Published on
Feb 13, 2024

Our Perspective on Data Centers and CXL

Compute Express Link (CXL) & The Future of Data Centers. Data centers are large buildings full of networked computers that represent the fundamental infrastructure layer of our world’s digital economy.

[
Research & Primers
]

Data Centers Today

Data centers are large buildings full of networked computers that represent the fundamental infrastructure layer of our world’s digital economy. Often located in the outskirts of cities, these robust facilities provide large-scale organizations with the compute and networking power required to store and process their data and run their applications. Since data centers contain an organization's most critical and proprietary assets, it is imperative that they are secure, reliable, and efficient. Like a center on a football team, data centers are often overlooked relative to how vital they are to a high-functioning offense. However, if you observe closely, you realize their pivotal role as the backbone of the offense and that without them, the team (in this case, our economy) cannot efficiently operate. 

As large language models (LLM) continue to take the world by storm and drive large and small enterprises alike towards mass AI adoption, unprecedented demand is being created for compute resources in the process. In addition to accommodating our growing data/internet streaming needs, data centers must also onboard the training and inference of various multi-trillion parameter foundational models.

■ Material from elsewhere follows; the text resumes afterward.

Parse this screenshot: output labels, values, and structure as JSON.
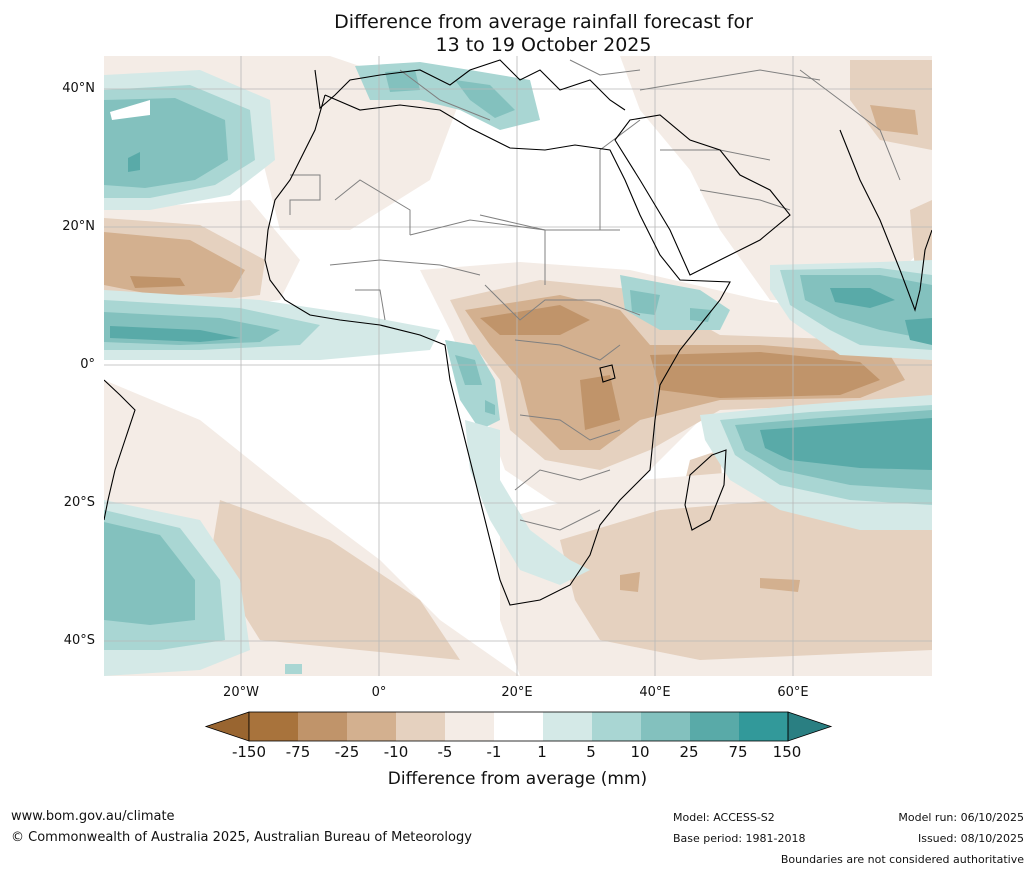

According to a McKinsey study, demand in the US market alone—measured by power consumption to reflect the number of servers a data center can house—is expected to reach 35 gigawatts (GW) by 2030, up from 17 GW in 2022. This mass data center buildout will be one of the most critical infrastructure development projects in recent U.S. history.

The Case for a Cohort of New Cloud Leaders

Legacy data centers will eventually be rendered obsolete, as CPU-native servers are incapable of supporting the constant accelerated workloads for LLMs while also complying with uptime/downtime requirements, water usage, power sourcing, and satisfying strict service level agreements (SLAs) from buyers–an entirely new server architecture will be required across all data center tiers.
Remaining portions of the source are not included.